Unless we get back to the unfinished business of political reforms and phase out the bunch of politicians that behave as roving bandits in the corridors and echelons our power, the development trajectory of this country can only continue in its current direction. Downwards. Why? Because development outcomes are shaped, for good or worse, by politics. So how does politics—the configuration and exercise of political power and administrative authority—confound our developmental potential? There are many ways but here I just do a broad brush of five.

Politics determines the fibre of the State machinery through its recruitment processes and criteria. Malawian politics throws out meritocratic recruitment and promotion, impersonality and rational decision making. Instead we see more of political deployments aimed at controlling key State institutions to facilitate access to personal wealth and power, mostly by ignoring, bending or breaking the rules. The main roles of the deployees is not to get work done for collective development outcomes. It is to retain and protect their political patrons and matrons. The State serves as a nepotistic instrument of exclusion rather than a unifying force for inclusive governance and development.

Politics shape the nature of state-society relationship. Malawian politics promote instrumental, non-transformative and sometimes disempowering forms of participatory governance. Citizen participation and agency are hardly galvanised for development but for creating a semblance that passes the donor test. Furthermore, State-society relations are often shaped by violence and intimidation perpetrated by youth bandits of political parties associated with the governing elites; and also patronage that includes jobs, dubious contracts and payments from public confers to those deemed to belong to the governing club. The need for political patronage as a strategy of political survival is a watershed for mismanagement, corruption and bad economic and political governance. While policy drives minimal levels of patronage elsewhere, it is largely patronage that drives policy in Malawi.

Malawian politics and politicians love pretence. They all want to be seen to be doing something good for the collective good but simultaneously engage in clandestine efforts that squarely militate and obliterate all good intentioned efforts.
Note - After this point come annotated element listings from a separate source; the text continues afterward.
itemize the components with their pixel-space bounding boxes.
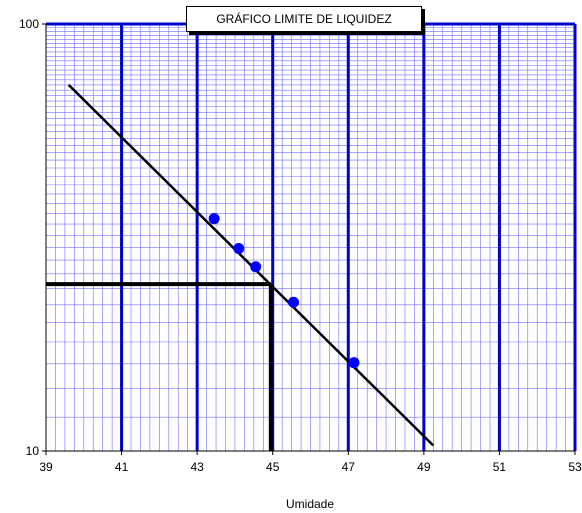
x-axis-title: Umidade [286,497,334,511]
x-tick-label: 45 [266,460,280,474]
data-point [233,243,245,255]
x-tick-label: 53 [568,460,582,474]
chart-title: GRÁFICO LIMITE DE LIQUIDEZ [186,6,422,32]
x-tick-label: 41 [115,460,129,474]
x-tick-label: 51 [493,460,507,474]
data-point [348,357,360,369]
x-tick-label: 39 [39,460,53,474]
data-point [287,296,299,308]
y-tick-label: 100 [19,17,39,31]
x-tick-label: 49 [417,460,431,474]
x-tick-label: 47 [342,460,356,474]
y-tick-label: 10 [26,444,40,458]
data-point [250,261,262,273]
data-point [208,213,220,225]
x-tick-label: 43 [190,460,204,474]
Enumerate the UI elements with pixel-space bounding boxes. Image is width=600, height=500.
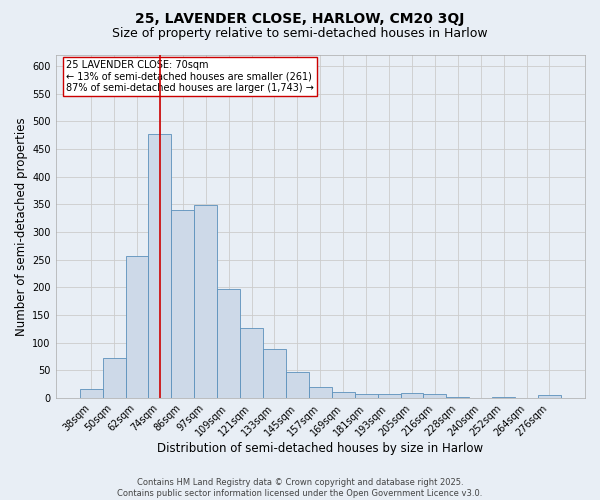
Bar [172, 210, 194, 398]
Text: Contains HM Land Registry data © Crown copyright and database right 2025.
Contai: Contains HM Land Registry data © Crown c… [118, 478, 482, 498]
Bar [103, 358, 125, 398]
Bar [125, 256, 148, 398]
Bar [309, 388, 332, 398]
Bar [240, 328, 263, 398]
Bar [355, 394, 377, 398]
Bar [263, 350, 286, 398]
Bar [148, 134, 172, 398]
Bar [377, 394, 401, 398]
Bar [492, 397, 515, 398]
Bar [538, 395, 561, 398]
Bar [286, 372, 309, 398]
Bar [332, 392, 355, 398]
Bar [80, 388, 103, 398]
Bar [424, 394, 446, 398]
Bar [446, 397, 469, 398]
Text: Size of property relative to semi-detached houses in Harlow: Size of property relative to semi-detach… [112, 28, 488, 40]
Bar [194, 206, 217, 398]
X-axis label: Distribution of semi-detached houses by size in Harlow: Distribution of semi-detached houses by … [157, 442, 484, 455]
Bar [217, 289, 240, 398]
Text: 25, LAVENDER CLOSE, HARLOW, CM20 3QJ: 25, LAVENDER CLOSE, HARLOW, CM20 3QJ [136, 12, 464, 26]
Text: 25 LAVENDER CLOSE: 70sqm
← 13% of semi-detached houses are smaller (261)
87% of : 25 LAVENDER CLOSE: 70sqm ← 13% of semi-d… [66, 60, 314, 94]
Bar [401, 393, 424, 398]
Y-axis label: Number of semi-detached properties: Number of semi-detached properties [15, 117, 28, 336]
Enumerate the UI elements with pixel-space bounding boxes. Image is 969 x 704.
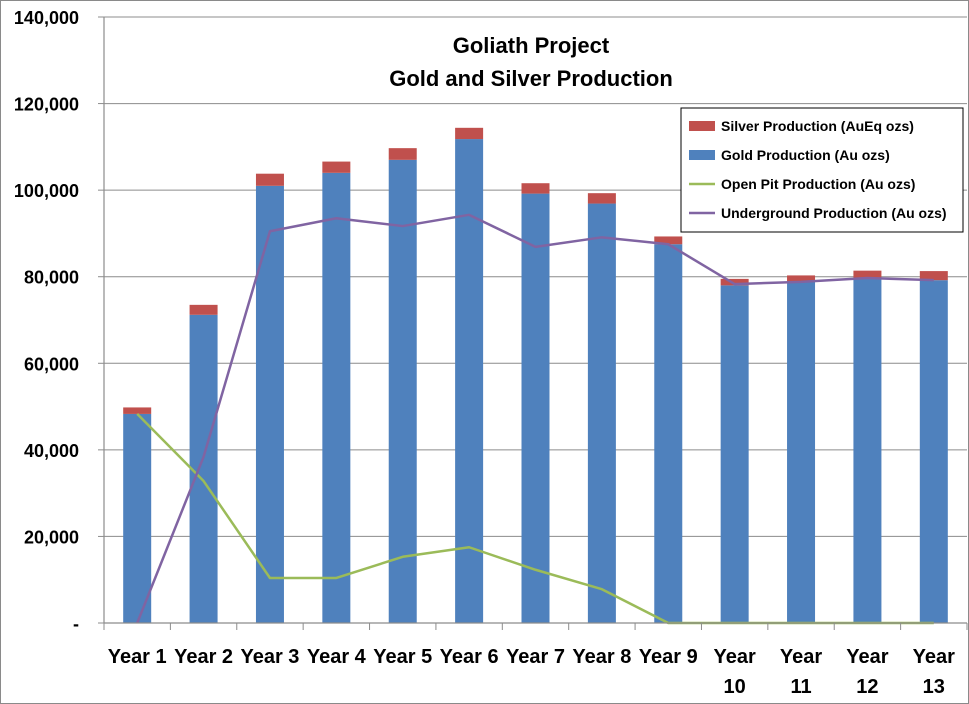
x-tick-label-line: 12 — [856, 676, 878, 698]
bar-silver-8 — [587, 193, 616, 204]
y-tick-label: - — [73, 614, 79, 634]
bar-silver-3 — [255, 173, 284, 186]
bar-gold-11 — [787, 281, 816, 623]
chart-title: Goliath Project — [453, 33, 610, 58]
x-tick-label: Year 1 — [108, 646, 167, 668]
underground-line — [136, 213, 934, 624]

So, good laws, policies and institutions with the right forms are created but politicians and their bureaucratic associates intentionally undermine their functionality and effectiveness in service of narrow interests.

Malawian politics of particularism and parochial identities elevates tribalism and regionalism at the expense of citizenship; rulership at the expense of leadership; self-aggrandizement at the expense of collective good. In this culture, plurality of views on development policy and practice is abhorred for a mono-view on politics and development is effectively misunderstood and reinforced as a manifestation of patriotism. Our politicians and their politics give us a raw deal.

*Henry Chingaipe is a governance and development specialist.